Les chercheurs ont développé une approche d'intelligence artificielle (IA) qui accélère l'identification des gènes qui contribuent aux conditions neurodéveloppementales telles que le trouble du spectre autistique, l'épilepsie et le retard de développement. Ce nouvel outil de calcul puissant peut aider à caractériser pleinement le paysage génétique des troubles neurodéveloppementaux, ce qui est essentiel pour établir un diagnostic moléculaire précis, élucider le mécanisme de la maladie et développer des thérapies ciblées. L'étude est apparue dans le American Journal of Human Genetics.

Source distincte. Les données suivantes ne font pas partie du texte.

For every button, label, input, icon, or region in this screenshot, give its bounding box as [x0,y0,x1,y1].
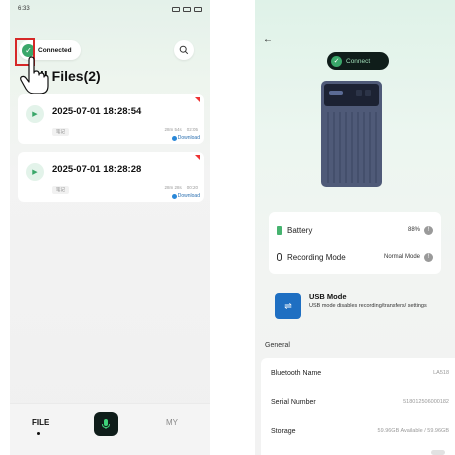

« Bien que les chercheurs aient fait des progrès majeurs en identifiant différents gènes associés aux troubles neurodéveloppementaux, de nombreux patients souffrant de ces conditions ne reçoivent toujours pas de diagnostic génétique, ce qui indique qu'il y a beaucoup plus de gènes qui attendent d'être découverts », a déclaré First and Corresponding auteur, le Dr Ryan S. Dhindsa, professeur adjoint de pathologie et d'immunologie à l'hôpital de la Baylor College of Medicine et de l'hôpital de la Baylor au Texlor College of Medicine, au Text Collège de Texy College of Text Collège au Texy Collège du Texy Collège de Texy Collège au Texy Collège du Texy.
En règle générale, pour découvrir de nouveaux gènes associés à une maladie, les chercheurs séquencent les génomes de nombreuses personnes atteintes des troubles et les comparent aux génomes des personnes sans troubles.
Nous avons adopté une approche complémentaire. Nous avons utilisé l'IA pour trouver des modèles parmi les gènes déjà liés aux maladies neurodéveloppementales et prédire des gènes supplémentaires qui pourraient également être impliqués dans ces troubles. «
Dr Ryan S. Dhindsa, professeur adjoint de pathologie et d'immunologie, Baylor College of Medicine
Les chercheurs ont recherché des modèles d'expression génique mesurés au niveau unique du cerveau humain en développement. « Nous avons constaté que les modèles d'IA formés uniquement sur ces données d'expression peuvent prédire robustement les gènes impliqués dans le trouble du spectre autistique, le retard de développement et l'épilepsie. Mais nous voulions aller plus loin », a déclaré Dhindsa.
Pour améliorer encore les modèles, l'équipe a incorporé plus de 300 autres caractéristiques biologiques, y compris des mesures de la façon dont les gènes intolérants sont aux mutations, s'ils interagissent avec d'autres gènes connues associés aux maladies et leurs rôles fonctionnels dans différentes voies biologiques.
« Ces modèles ont une valeur prédictive exceptionnellement élevée », a déclaré Dhindsa. « Les gènes de premier plan étaient jusqu'à deux ou six fois, selon le mode d'héritage, plus enrichi pour les gènes de risque de trouble neurodéveloppemental à haute confiance par rapport aux métriques d'intolérance génique seule.
« Nous considérons ces modèles comme des outils analytiques qui peuvent valider des gènes qui commencent à émerger des études de séquençage mais n'ont pas encore suffisamment de preuves statistiques d'être impliqués dans des conditions de neurodéveloppement », a déclaré Dhindsa. « Nous espérons que nos modèles accéléreront la découverte des gènes et les diagnostics des patients, et que les études futures évalueront cette possibilité. »
Blake A. Weido, Justin S. Dhindsa, Arya J. Shetty, Chloe F. Sands, Slavé Petrovski, Dimitrios Vitsios et l'auteur de co-corresponding Anthony W. Zoghbi ont contribué à ce travail. Les auteurs sont affiliés à une ou plusieurs des institutions suivantes: Baylor College of Medicine, Jan et Dan Duncan Neurological Research Institute au Texas Children's Hospital, AstraZeneca et l'Université de Melbourne.
Ce travail est soutenu par des subventions de NIH NINDS (F32 NS127854), NIH (DP5 OD036131), une subvention de la longévité de Norn Group, Fondation Hevolution, Rosenkranz Foundation et subvention K23MH121669.